Seriously, how much cooler can a person get?

Seriously, how much cooler can a person get?

Of course I enjoyed Colin Baker, for all that I know now that he was controversial. And I loved Sylvester McCoy, with his erratic energy and weird, dark plotlines. Berty Bassett still gives me the creeps. I watched the older doctors on video, and took a particular liking to Jon Pertwee, for reasons I can’t even remember.

I was gutted about the McGann mess, for all the flare he brought to the role, and then immensely releaved when the RTD revival got it right. I’ve enjoyed Eccleston, Tennant, Smith and now Hurt, and I cannot wait to see Capaldi take on the big blue box. These days, the Doctor just seems to get better and better.

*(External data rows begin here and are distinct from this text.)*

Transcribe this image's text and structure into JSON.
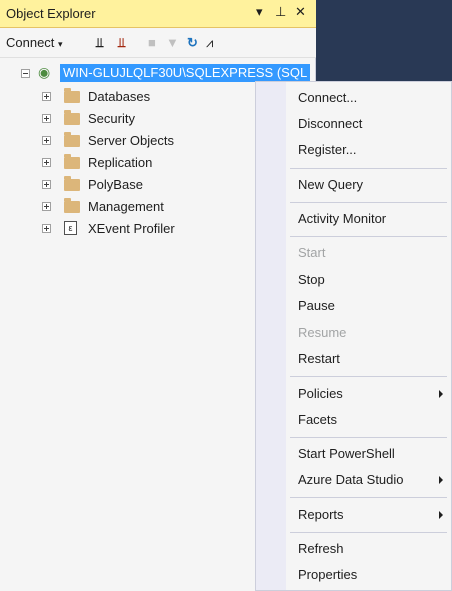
{
  "window": {
    "title": "Object Explorer"
  },
  "toolbar": {
    "connect_label": "Connect"
  },
  "tree": {
    "server": "WIN-GLUJLQLF30U\\SQLEXPRESS (SQL",
    "children": [
      "Databases",
      "Security",
      "Server Objects",
      "Replication",
      "PolyBase",
      "Management",
      "XEvent Profiler"
    ]
  },
  "menu": {
    "connect": "Connect...",
    "disconnect": "Disconnect",
    "register": "Register...",
    "new_query": "New Query",
    "activity_monitor": "Activity Monitor",
    "start": "Start",
    "stop": "Stop",
    "pause": "Pause",
    "resume": "Resume",
    "restart": "Restart",
    "policies": "Policies",
    "facets": "Facets",
    "start_powershell": "Start PowerShell",
    "azure_data_studio": "Azure Data Studio",
    "reports": "Reports",
    "refresh": "Refresh",
    "properties": "Properties"
  },
  "colors": {
    "title_bar": "#fff29d",
    "selection": "#3399ff",
    "dark_bg": "#293955",
    "folder": "#dcb67a"
  }
}
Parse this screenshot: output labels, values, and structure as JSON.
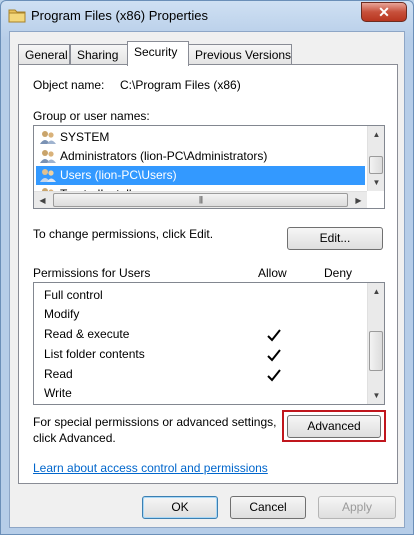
{
  "window": {
    "title": "Program Files (x86) Properties",
    "close_glyph": "✕"
  },
  "tabs": [
    {
      "label": "General",
      "active": false
    },
    {
      "label": "Sharing",
      "active": false
    },
    {
      "label": "Security",
      "active": true
    },
    {
      "label": "Previous Versions",
      "active": false
    }
  ],
  "security": {
    "object_name_label": "Object name:",
    "object_name_value": "C:\\Program Files (x86)",
    "group_label": "Group or user names:",
    "users": [
      {
        "name": "SYSTEM",
        "selected": false
      },
      {
        "name": "Administrators (lion-PC\\Administrators)",
        "selected": false
      },
      {
        "name": "Users (lion-PC\\Users)",
        "selected": true
      },
      {
        "name": "TrustedInstaller",
        "selected": false
      }
    ],
    "scroll_up": "▲",
    "scroll_down": "▼",
    "scroll_left": "◀",
    "scroll_right": "▶",
    "hthumb_grip": "|||",
    "change_text": "To change permissions, click Edit.",
    "edit_label": "Edit...",
    "permissions_label": "Permissions for Users",
    "allow_label": "Allow",
    "deny_label": "Deny",
    "permissions": [
      {
        "name": "Full control",
        "allow": false,
        "deny": false
      },
      {
        "name": "Modify",
        "allow": false,
        "deny": false
      },
      {
        "name": "Read & execute",
        "allow": true,
        "deny": false
      },
      {
        "name": "List folder contents",
        "allow": true,
        "deny": false
      },
      {
        "name": "Read",
        "allow": true,
        "deny": false
      },
      {
        "name": "Write",
        "allow": false,
        "deny": false
      }
    ],
    "special_text_line1": "For special permissions or advanced settings,",
    "special_text_line2": "click Advanced.",
    "advanced_label": "Advanced",
    "learn_link": "Learn about access control and permissions"
  },
  "footer": {
    "ok_label": "OK",
    "cancel_label": "Cancel",
    "apply_label": "Apply"
  },
  "colors": {
    "selection": "#3399ff",
    "link": "#0066cc",
    "highlight_border": "#c0161d"
  }
}
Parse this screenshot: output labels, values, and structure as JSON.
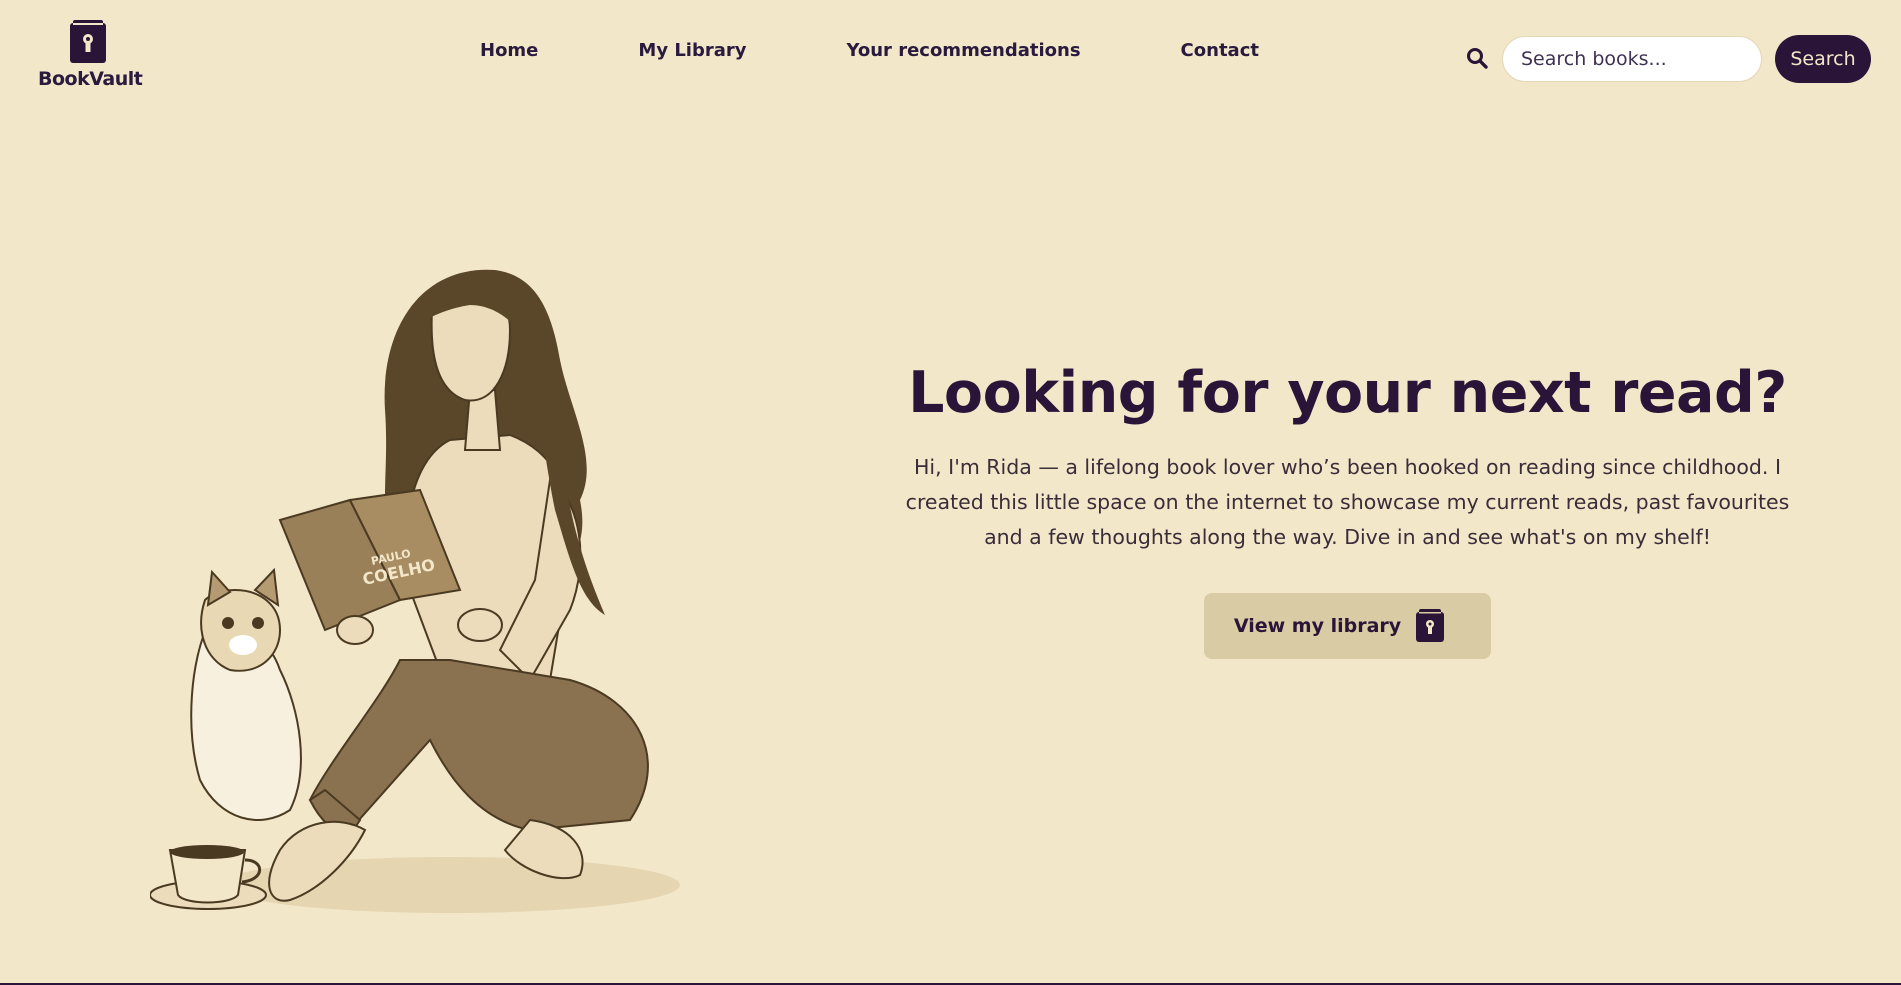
{
  "brand": {
    "name": "BookVault",
    "logo_icon": "locked-book-icon"
  },
  "nav": {
    "items": [
      "Home",
      "My Library",
      "Your recommendations",
      "Contact"
    ]
  },
  "search": {
    "icon": "search-icon",
    "placeholder": "Search books...",
    "button_label": "Search"
  },
  "hero": {
    "title": "Looking for your next read?",
    "text": "Hi, I'm Rida — a lifelong book lover who’s been hooked on reading since childhood. I created this little space on the internet to showcase my current reads, past favourites and a few thoughts along the way. Dive in and see what's on my shelf!",
    "cta_label": "View my library",
    "cta_icon": "locked-book-icon"
  },
  "illustration": {
    "description_icon": "woman-reading-with-cat-illustration",
    "book_author_top": "PAULO",
    "book_author_bottom": "COELHO"
  },
  "colors": {
    "background": "#f3e7c9",
    "primary": "#2a1438",
    "button_bg": "#d9cba3"
  }
}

But for me, and I suspect many others, the appeal of Doctor Who isn’t in the quality of the show, which has swung wildly about over time. It’s in my emotional attachment. And that lies forever with the fifth doctor.

  1. Ben Burston says:

    Tom Baker for the Win! (and yes – you are entirely correct about eras and identification with ‘your’ Doctor). Though I do have a soft spot for Paridise Towers!

    • Paradise Towers is one of the ones I’d consider going back to watch. I’m always nervous doing that, as old Who doesn’t always stand the test of time, but that one somehow stuck in my mind.

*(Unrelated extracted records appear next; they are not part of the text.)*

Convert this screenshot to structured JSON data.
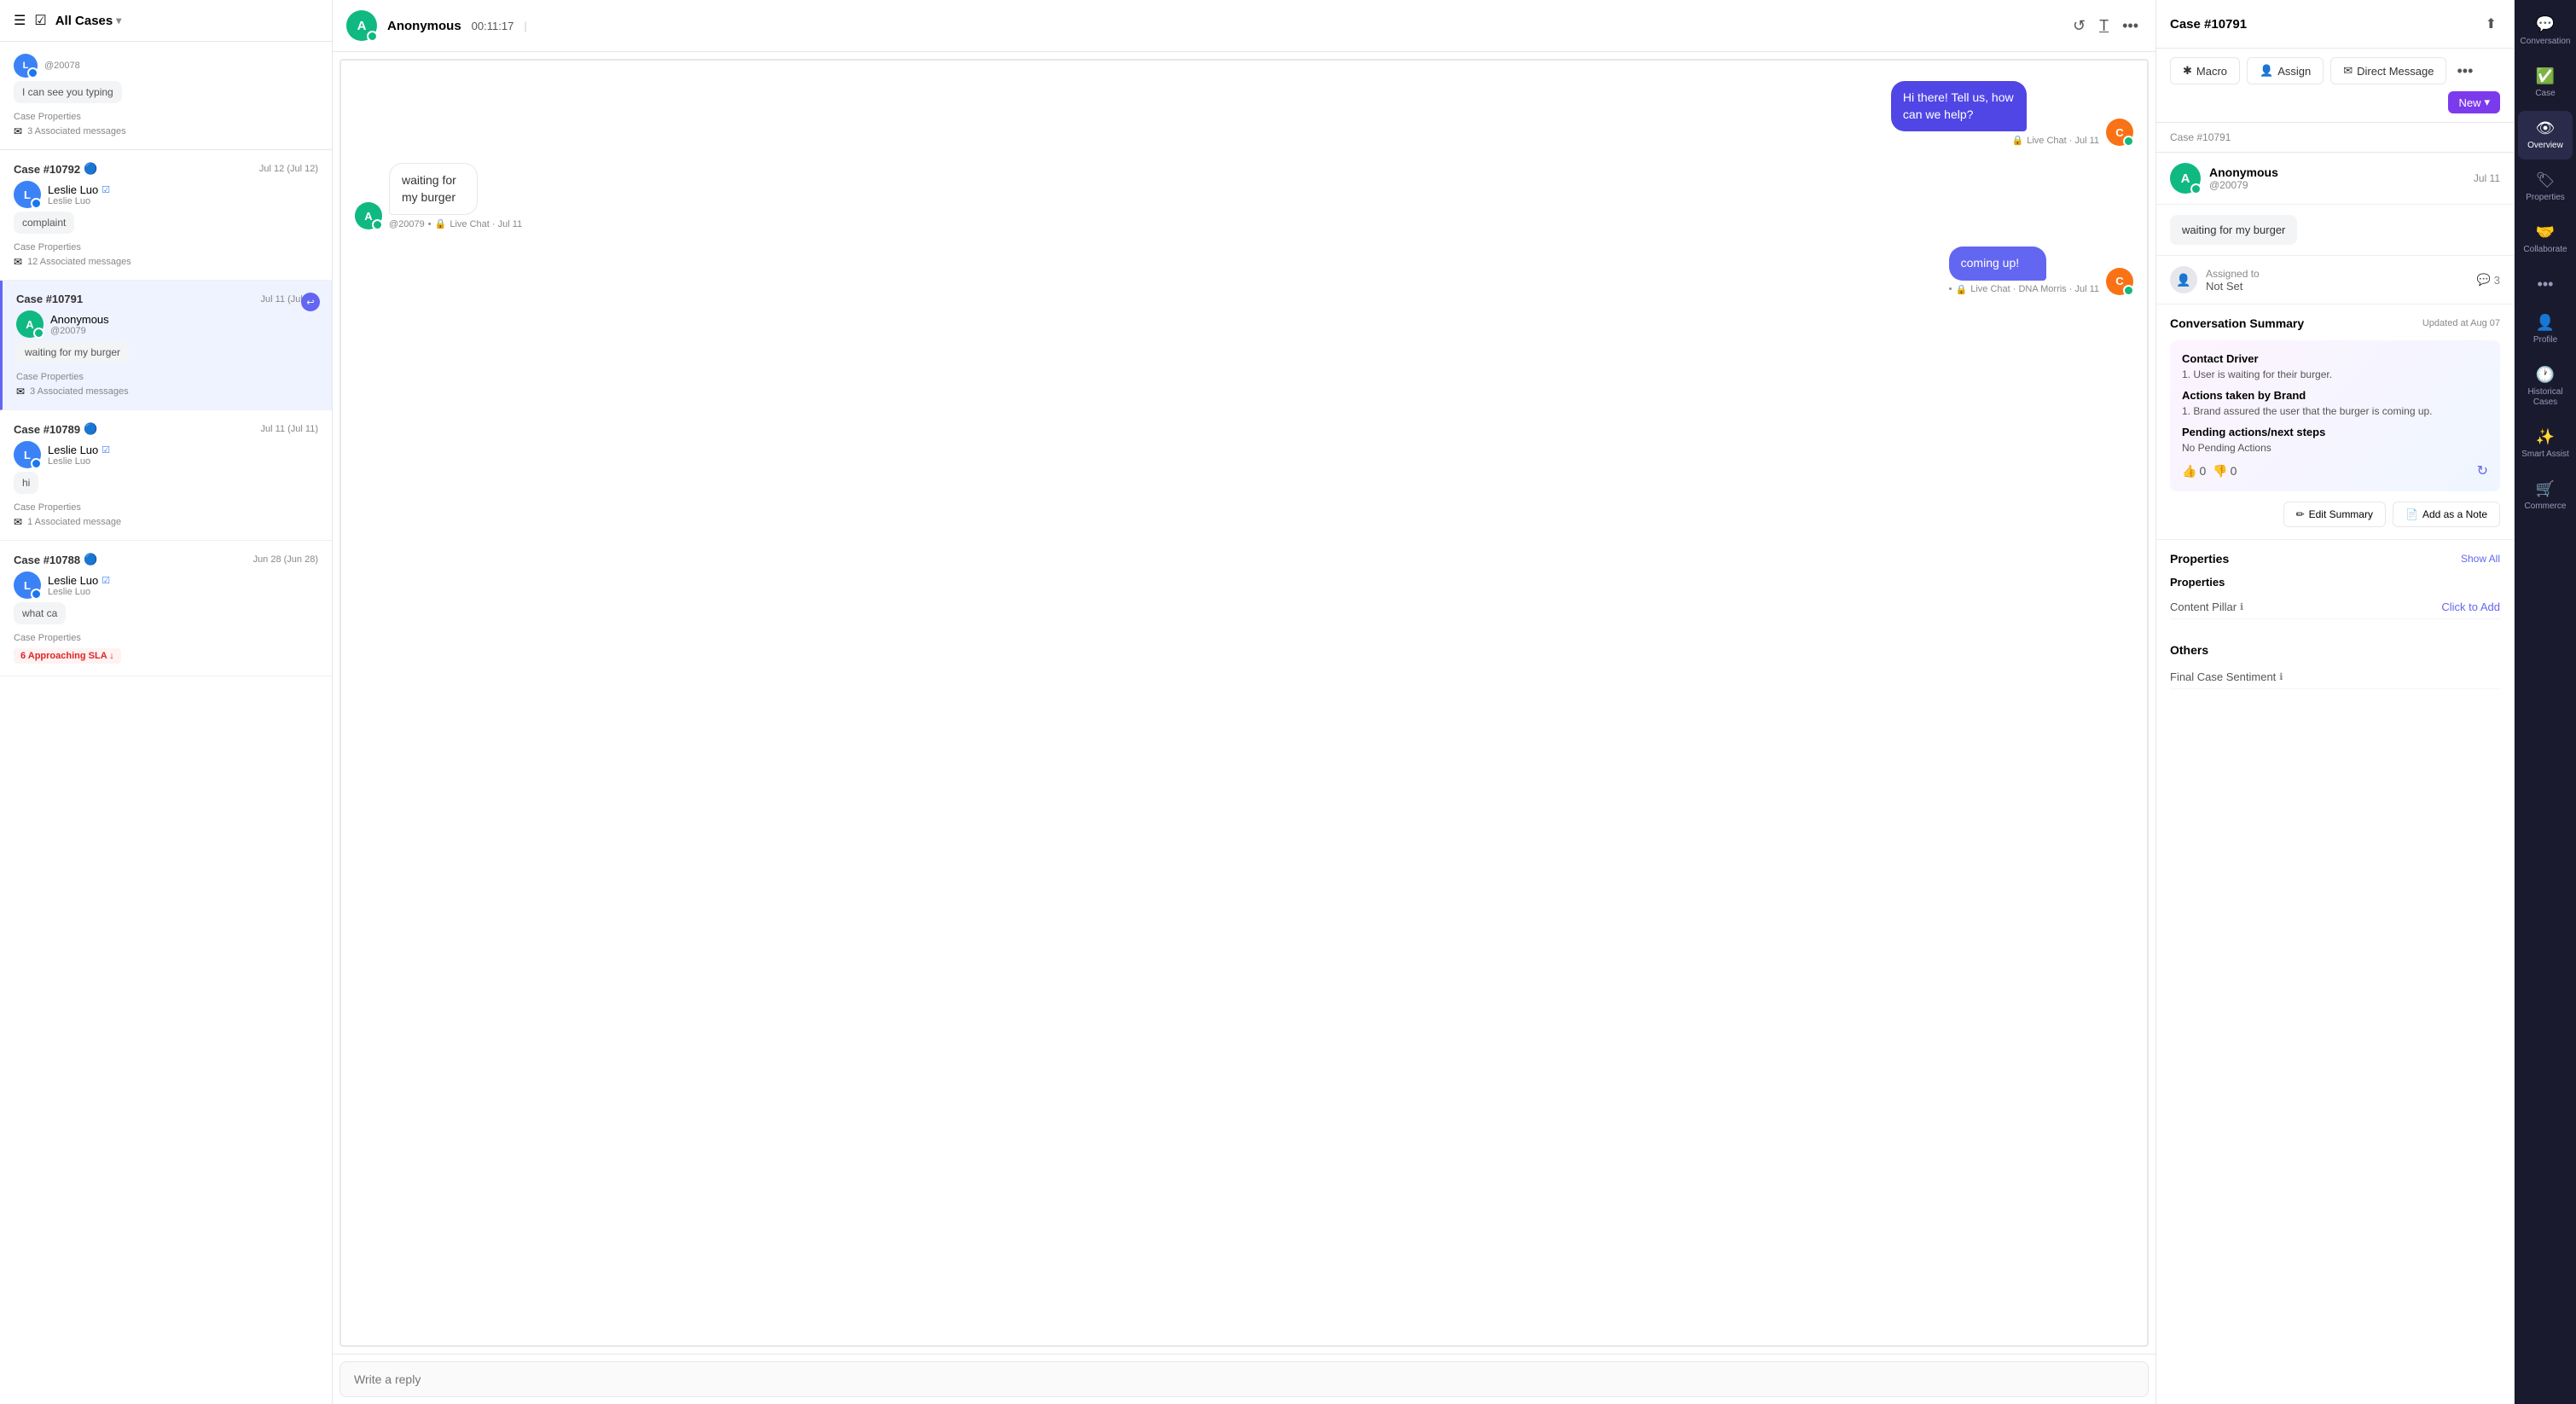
{
  "nav": {
    "items": [
      {
        "id": "conversation",
        "label": "Conversation",
        "icon": "💬",
        "active": false
      },
      {
        "id": "case",
        "label": "Case",
        "icon": "✅",
        "active": false
      },
      {
        "id": "overview",
        "label": "Overview",
        "icon": "👁",
        "active": false
      },
      {
        "id": "properties",
        "label": "Properties",
        "icon": "🏷",
        "active": false
      },
      {
        "id": "collaborate",
        "label": "Collaborate",
        "icon": "🤝",
        "active": false
      },
      {
        "id": "more",
        "label": "...",
        "icon": "•••",
        "active": false
      },
      {
        "id": "profile",
        "label": "Profile",
        "icon": "👤",
        "active": false
      },
      {
        "id": "historical-cases",
        "label": "Historical Cases",
        "icon": "🕐",
        "active": false
      },
      {
        "id": "smart-assist",
        "label": "Smart Assist",
        "icon": "✨",
        "active": false
      },
      {
        "id": "commerce",
        "label": "Commerce",
        "icon": "🛒",
        "active": false
      }
    ]
  },
  "cases_panel": {
    "header": {
      "menu_icon": "☰",
      "checkbox_icon": "☑",
      "title": "All Cases",
      "chevron_icon": "▾"
    },
    "cases": [
      {
        "id": "Case #10792",
        "badge_icon": "🔵",
        "date": "Jul 12 (Jul 12)",
        "avatar_letter": "L",
        "avatar_color": "blue",
        "avatar_badge": "🔵",
        "username": "Leslie Luo",
        "verified_icon": "☑",
        "handle": "Leslie Luo",
        "message": "complaint",
        "props_label": "Case Properties",
        "associated_count": "12 Associated messages",
        "selected": false
      },
      {
        "id": "Case #10791",
        "badge_icon": "↩",
        "date": "Jul 11 (Jul 11)",
        "avatar_letter": "A",
        "avatar_color": "green",
        "avatar_badge": "🟢",
        "username": "Anonymous",
        "handle": "@20079",
        "message": "waiting for my burger",
        "props_label": "Case Properties",
        "associated_count": "3 Associated messages",
        "selected": true
      },
      {
        "id": "Case #10789",
        "badge_icon": "",
        "date": "Jul 11 (Jul 11)",
        "avatar_letter": "L",
        "avatar_color": "blue",
        "avatar_badge": "🔵",
        "username": "Leslie Luo",
        "verified_icon": "☑",
        "handle": "Leslie Luo",
        "message": "hi",
        "props_label": "Case Properties",
        "associated_count": "1 Associated message",
        "selected": false
      },
      {
        "id": "Case #10788",
        "badge_icon": "",
        "date": "Jun 28 (Jun 28)",
        "avatar_letter": "L",
        "avatar_color": "blue",
        "avatar_badge": "🔵",
        "username": "Leslie Luo",
        "verified_icon": "☑",
        "handle": "Leslie Luo",
        "message": "what ca",
        "props_label": "Case Properties",
        "associated_count": "",
        "selected": false,
        "sla_badge": "6 Approaching SLA ↓"
      }
    ]
  },
  "cases_top": {
    "at_handle": "@20078",
    "message": "I can see you typing",
    "props_label": "Case Properties",
    "associated_count": "3 Associated messages"
  },
  "chat": {
    "header": {
      "avatar_letter": "A",
      "avatar_color": "green",
      "name": "Anonymous",
      "timer": "00:11:17",
      "divider": "|",
      "refresh_icon": "↺",
      "translate_icon": "T̲",
      "more_icon": "•••"
    },
    "messages": [
      {
        "id": "msg1",
        "side": "right",
        "text": "Hi there! Tell us, how can we help?",
        "meta": "• 🔒 Live Chat • Jul 11",
        "avatar_letter": "C",
        "avatar_color": "orange"
      },
      {
        "id": "msg2",
        "side": "left",
        "text": "waiting for my burger",
        "meta": "@20079 • 🔒 Live Chat • Jul 11",
        "avatar_letter": "A",
        "avatar_color": "green"
      },
      {
        "id": "msg3",
        "side": "right",
        "text": "coming up!",
        "meta": "• 🔒 Live Chat • DNA Morris • Jul 11",
        "avatar_letter": "C",
        "avatar_color": "orange"
      }
    ],
    "footer": {
      "placeholder": "Write a reply"
    }
  },
  "info": {
    "header": {
      "case_id": "Case #10791",
      "share_icon": "⬆",
      "new_label": "New",
      "chevron_icon": "▾"
    },
    "toolbar": {
      "macro_icon": "✱",
      "macro_label": "Macro",
      "assign_icon": "👤",
      "assign_label": "Assign",
      "direct_message_icon": "✉",
      "direct_message_label": "Direct Message",
      "more_icon": "•••"
    },
    "contact": {
      "avatar_letter": "A",
      "avatar_color": "green",
      "name": "Anonymous",
      "handle": "@20079",
      "date": "Jul 11"
    },
    "message": "waiting for my burger",
    "assigned": {
      "label": "Assigned to",
      "value": "Not Set",
      "comment_count": "3"
    },
    "summary": {
      "title": "Conversation Summary",
      "updated": "Updated at Aug 07",
      "contact_driver_title": "Contact Driver",
      "contact_driver_text": "1. User is waiting for their burger.",
      "actions_title": "Actions taken by Brand",
      "actions_text": "1. Brand assured the user that the burger is coming up.",
      "pending_title": "Pending actions/next steps",
      "pending_text": "No Pending Actions",
      "thumbs_up_count": "0",
      "thumbs_down_count": "0",
      "edit_label": "Edit Summary",
      "note_label": "Add as a Note"
    },
    "properties": {
      "title": "Properties",
      "show_all_label": "Show All",
      "sub_title": "Properties",
      "content_pillar_label": "Content Pillar",
      "info_icon": "ℹ",
      "content_pillar_value": "Click to Add"
    },
    "others": {
      "title": "Others",
      "final_sentiment_label": "Final Case Sentiment",
      "info_icon": "ℹ"
    }
  }
}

  2. Much of McCoy’s Who is really bad. And McCoy is my favourite, hands down (even though everything you say about Davison is true as we’re the same age). Paradise Towers is one of the many bad ones that are particularity frustrating as there is a good story trying to get out. The pitch:

    ‘An idyllic planned community becomes a horrific ghetto when a distant war takes all those of fighting age away leaving only the very young & very old to fend for themselves. Years later gangs of teenagers who have raised themselves roam the corridors, malfunctioning automated maintenance systems prey on the lost, and a community of old ladies have turned to cannibalism to survive. Landing in the Basement The Doctor and Ace must get to the top floor to find out what’s really going on.’

    Sounds awesome, doesn’t it? And that pitch equally led to what we got. Much of McCoy is like that. Happiness Patrol, Greatest Show, Battlefield & Survival are all achingly close to something really good.

    Luckily some of it is amazing, especially Fenric, Ghostlight & Remembrance.

  3. John Moley says:

    Weirdly, I think “my Doctor” may have changed.
    I think it was once McCoy (the first Doctor I watched consistently, when it aired). However, over the past year or two, I’ve had the pleasure of re-watching a great deal of Dr Who with my littl’uns. Some of the classics for sure, depending on what’s available, but the focus has been heavily on the last three Doctors. There isn’t one of the 21st-century episodes that we haven’t seen at least twice. They were awestruck by Eccleston, but it was Billie Piper who carried them through. So, perhaps inevitably, they followed her every step and fell head over heels in love with Tennant. And, as I was right there with them, experiencing it all afresh through their eyes, my loyalties have blurred somewhat with theirs. There is one notable distinction. They prefer the series 2 episodes; the Doctor and Rose… running. I, on the other hand, have always preferred sitcoms to soaps. Give me the Doctor Donna any day of the week; Runaway Bride, Partners in Crime, Fires of Pompeii, Midnight, Turn Left: Witty, compassionate, haunted and dangerous… that’s my Doctor, right there.

    • I really liked Donna as well. Rose was good, but the show got a bit too emo about her for my taste at times. Glad the kids are enjoying it though. I think that’s part of the power of the reinvention – it’s made it accessible to a new generation.